How Algebraic Bethe Ansatz works for integrable model
L. D. Faddeev
TL;DR
The paper presents a comprehensive, constructive treatment of the Algebraic Bethe Ansatz for integrable lattice models, beginning with the spin-1/2 XXX chain as a concrete exemplar and systematically extending to higher spin and the XXZ model. Through the Lax formalism, R-matrix, and RTT/FCR framework, it derives Bethe Ansatz equations, analyzes the thermodynamic limit, and interprets excitations as quasiparticles with explicit dispersion and S-matrix data. It further demonstrates how continuum field theories like the nonlinear Schrödinger model and the S^2 sigma-model emerge from spin chains in suitable limits, and extends the formalism to inhomogeneous chains and discrete spacetime formulations with applications to Sine–Gordon dynamics.

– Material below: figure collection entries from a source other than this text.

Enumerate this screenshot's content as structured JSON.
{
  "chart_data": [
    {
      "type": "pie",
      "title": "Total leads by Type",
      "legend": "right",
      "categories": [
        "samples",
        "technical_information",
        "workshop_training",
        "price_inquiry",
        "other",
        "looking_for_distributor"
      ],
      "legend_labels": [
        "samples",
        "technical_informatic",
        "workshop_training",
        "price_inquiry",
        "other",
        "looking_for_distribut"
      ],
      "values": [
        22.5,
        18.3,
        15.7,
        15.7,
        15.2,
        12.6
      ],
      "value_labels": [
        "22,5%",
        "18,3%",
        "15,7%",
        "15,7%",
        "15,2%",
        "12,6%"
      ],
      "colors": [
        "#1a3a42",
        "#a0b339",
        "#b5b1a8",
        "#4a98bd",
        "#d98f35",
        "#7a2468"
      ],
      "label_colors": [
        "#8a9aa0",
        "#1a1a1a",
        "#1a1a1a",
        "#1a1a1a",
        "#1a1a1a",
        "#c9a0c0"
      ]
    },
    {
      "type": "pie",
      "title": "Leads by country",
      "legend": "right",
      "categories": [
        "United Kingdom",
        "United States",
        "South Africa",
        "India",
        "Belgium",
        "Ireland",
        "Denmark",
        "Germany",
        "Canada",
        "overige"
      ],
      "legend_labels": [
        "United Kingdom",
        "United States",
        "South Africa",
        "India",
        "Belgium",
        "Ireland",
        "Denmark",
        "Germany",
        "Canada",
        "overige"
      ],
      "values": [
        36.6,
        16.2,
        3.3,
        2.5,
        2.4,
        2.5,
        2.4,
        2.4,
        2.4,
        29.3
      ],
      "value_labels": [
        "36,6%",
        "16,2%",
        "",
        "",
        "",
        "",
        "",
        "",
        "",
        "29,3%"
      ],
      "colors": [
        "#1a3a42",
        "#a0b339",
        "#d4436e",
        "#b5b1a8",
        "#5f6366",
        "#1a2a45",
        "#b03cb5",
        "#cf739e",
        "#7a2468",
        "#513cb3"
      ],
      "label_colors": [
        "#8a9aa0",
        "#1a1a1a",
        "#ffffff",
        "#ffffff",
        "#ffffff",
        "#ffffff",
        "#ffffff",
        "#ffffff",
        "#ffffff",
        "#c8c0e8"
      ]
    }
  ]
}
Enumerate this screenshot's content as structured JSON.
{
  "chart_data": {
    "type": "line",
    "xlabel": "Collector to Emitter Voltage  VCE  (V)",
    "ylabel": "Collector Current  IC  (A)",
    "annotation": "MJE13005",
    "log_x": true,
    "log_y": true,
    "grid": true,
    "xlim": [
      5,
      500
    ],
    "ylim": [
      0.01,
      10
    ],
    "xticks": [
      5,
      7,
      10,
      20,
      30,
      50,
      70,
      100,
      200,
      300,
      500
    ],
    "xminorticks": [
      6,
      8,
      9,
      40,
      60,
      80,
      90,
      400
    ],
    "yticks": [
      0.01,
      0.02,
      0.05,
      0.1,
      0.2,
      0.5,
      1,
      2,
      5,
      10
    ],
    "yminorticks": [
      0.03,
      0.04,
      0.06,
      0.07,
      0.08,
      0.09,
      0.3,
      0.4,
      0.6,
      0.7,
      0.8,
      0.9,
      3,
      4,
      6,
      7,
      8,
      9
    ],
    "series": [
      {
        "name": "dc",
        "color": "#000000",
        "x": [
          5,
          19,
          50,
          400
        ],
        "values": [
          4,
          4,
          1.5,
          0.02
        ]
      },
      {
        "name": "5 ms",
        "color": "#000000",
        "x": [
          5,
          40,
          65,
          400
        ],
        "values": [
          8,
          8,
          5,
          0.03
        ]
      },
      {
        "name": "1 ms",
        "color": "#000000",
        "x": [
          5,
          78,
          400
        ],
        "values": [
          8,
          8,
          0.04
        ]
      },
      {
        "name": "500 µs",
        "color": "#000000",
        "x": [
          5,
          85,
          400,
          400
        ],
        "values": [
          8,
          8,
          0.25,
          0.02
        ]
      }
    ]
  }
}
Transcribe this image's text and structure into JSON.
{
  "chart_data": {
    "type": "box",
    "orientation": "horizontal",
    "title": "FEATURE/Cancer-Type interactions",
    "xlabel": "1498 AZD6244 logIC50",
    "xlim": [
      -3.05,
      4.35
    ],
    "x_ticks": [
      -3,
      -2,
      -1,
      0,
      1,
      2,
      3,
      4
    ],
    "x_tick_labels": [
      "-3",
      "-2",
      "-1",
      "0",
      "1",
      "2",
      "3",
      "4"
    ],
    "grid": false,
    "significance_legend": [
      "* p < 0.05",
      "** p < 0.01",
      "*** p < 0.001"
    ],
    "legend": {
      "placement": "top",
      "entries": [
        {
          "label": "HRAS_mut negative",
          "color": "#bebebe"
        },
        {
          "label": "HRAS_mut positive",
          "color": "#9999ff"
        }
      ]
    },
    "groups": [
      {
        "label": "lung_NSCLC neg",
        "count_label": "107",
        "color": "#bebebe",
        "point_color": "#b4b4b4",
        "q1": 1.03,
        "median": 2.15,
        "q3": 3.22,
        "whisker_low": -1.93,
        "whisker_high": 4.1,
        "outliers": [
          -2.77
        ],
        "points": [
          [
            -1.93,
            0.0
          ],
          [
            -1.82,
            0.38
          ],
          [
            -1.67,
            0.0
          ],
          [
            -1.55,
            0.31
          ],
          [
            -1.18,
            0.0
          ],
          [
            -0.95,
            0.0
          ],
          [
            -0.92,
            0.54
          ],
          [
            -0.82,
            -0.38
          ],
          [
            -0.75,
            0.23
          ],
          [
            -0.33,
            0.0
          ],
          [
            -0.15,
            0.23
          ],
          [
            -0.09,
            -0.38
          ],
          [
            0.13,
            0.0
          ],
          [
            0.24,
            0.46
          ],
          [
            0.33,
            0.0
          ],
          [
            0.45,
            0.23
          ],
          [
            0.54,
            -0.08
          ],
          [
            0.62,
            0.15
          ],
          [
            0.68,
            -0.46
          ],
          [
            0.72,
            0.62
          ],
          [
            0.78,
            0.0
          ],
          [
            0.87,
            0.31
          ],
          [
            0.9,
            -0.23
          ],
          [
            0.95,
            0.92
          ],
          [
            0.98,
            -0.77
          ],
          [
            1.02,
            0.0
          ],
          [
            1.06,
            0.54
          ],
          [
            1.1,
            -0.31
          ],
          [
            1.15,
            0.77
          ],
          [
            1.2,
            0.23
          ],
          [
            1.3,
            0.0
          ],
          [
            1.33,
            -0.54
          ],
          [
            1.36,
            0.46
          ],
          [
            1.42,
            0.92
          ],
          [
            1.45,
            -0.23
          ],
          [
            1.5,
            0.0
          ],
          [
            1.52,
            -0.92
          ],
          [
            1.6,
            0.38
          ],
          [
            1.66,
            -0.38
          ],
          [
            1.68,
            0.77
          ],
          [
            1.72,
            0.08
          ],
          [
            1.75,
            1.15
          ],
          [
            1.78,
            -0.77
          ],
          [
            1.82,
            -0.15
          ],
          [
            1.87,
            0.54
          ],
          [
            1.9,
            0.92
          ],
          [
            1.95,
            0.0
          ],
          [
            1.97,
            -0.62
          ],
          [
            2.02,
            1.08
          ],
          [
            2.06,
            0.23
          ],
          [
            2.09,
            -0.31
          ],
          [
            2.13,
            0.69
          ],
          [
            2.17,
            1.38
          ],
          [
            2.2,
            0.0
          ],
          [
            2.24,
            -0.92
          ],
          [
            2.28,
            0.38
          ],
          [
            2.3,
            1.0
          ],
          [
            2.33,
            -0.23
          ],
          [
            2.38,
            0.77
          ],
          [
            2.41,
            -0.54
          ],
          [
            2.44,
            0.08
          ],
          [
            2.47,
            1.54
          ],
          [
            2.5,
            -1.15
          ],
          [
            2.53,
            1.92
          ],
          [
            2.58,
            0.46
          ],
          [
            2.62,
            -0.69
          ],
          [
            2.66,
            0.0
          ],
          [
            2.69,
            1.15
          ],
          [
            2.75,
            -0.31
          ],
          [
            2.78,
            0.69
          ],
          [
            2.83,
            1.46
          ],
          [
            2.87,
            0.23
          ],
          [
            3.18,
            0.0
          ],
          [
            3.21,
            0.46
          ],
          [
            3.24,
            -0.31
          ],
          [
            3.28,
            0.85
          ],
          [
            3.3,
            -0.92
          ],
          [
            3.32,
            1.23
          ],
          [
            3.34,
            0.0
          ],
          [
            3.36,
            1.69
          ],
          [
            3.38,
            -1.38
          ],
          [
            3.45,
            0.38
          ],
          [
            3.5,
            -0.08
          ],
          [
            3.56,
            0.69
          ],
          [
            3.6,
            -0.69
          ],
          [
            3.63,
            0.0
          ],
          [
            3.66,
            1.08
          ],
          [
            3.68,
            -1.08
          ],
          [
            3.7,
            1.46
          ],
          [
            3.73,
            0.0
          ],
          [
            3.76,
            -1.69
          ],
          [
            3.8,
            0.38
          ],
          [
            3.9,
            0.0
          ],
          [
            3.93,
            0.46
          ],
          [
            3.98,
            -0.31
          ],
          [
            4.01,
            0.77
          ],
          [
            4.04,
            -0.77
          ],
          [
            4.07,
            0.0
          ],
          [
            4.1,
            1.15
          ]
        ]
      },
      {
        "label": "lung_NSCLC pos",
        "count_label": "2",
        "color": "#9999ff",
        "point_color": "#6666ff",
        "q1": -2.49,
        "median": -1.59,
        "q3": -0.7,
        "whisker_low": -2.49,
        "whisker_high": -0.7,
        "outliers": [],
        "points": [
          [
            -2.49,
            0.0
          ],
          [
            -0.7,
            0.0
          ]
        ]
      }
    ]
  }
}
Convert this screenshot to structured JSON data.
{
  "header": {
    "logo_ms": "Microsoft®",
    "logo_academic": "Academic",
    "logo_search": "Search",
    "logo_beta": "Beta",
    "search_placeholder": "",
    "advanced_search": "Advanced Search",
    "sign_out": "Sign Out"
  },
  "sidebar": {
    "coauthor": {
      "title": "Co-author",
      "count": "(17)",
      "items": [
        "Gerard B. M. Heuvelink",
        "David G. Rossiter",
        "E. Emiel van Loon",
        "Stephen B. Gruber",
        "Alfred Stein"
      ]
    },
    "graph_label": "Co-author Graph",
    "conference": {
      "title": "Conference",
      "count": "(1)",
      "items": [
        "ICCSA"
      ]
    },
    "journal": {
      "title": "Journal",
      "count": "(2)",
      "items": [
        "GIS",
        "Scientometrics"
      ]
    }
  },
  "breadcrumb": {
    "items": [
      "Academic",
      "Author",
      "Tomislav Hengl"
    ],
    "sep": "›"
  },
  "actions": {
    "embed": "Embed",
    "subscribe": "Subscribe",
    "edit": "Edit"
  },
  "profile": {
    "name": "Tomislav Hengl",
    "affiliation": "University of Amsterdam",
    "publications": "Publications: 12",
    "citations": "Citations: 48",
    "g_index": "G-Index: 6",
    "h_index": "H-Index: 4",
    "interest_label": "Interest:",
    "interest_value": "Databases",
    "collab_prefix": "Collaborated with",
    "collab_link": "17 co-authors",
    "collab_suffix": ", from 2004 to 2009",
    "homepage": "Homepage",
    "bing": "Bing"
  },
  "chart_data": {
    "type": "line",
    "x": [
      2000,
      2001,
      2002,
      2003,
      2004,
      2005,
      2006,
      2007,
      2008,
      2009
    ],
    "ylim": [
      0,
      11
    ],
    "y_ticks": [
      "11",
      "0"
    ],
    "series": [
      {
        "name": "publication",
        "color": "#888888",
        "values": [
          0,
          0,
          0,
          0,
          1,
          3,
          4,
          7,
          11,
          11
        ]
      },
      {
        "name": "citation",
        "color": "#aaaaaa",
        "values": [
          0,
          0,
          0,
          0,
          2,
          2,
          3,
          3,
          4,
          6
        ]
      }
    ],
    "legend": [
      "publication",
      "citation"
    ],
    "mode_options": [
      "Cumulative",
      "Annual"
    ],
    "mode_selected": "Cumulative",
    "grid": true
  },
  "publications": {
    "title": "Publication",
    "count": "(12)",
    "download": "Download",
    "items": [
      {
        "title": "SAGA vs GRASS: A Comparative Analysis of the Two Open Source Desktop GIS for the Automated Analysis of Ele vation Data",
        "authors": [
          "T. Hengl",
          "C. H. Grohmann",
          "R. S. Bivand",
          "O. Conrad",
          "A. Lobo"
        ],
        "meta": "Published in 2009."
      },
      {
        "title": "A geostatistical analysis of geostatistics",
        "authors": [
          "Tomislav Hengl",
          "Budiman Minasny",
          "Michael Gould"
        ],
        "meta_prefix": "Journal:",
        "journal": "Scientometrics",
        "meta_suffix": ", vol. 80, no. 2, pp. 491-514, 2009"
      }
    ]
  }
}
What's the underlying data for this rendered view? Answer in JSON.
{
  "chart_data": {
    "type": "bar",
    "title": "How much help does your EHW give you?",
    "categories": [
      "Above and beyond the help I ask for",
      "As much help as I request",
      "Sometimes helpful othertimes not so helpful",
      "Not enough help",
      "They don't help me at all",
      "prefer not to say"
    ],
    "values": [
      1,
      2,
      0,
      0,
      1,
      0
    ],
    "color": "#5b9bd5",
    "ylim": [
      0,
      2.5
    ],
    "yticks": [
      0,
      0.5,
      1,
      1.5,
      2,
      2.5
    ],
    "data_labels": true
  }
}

The work highlights the universality of ABA, the interplay with quantum groups, and outlines future directions in higher-rank generalizations, integrable field theories, and rigorous mathematical foundations.
Abstract
I study the technique of Algebraic Bethe Ansatz for solving integrable models and show how it works in detail on the simplest example of spin 1/2 XXX magnetic chain. Several other models are treated more superficially, only the specific details are given. Several parameters, appearing in these generalizations: spin $s$, anisotropy parameter $\ga$, shift $\om$ in the alternating chain, allow to include in our treatment most known examples of soliton theory, including relativistic model of Quantum Field Theory.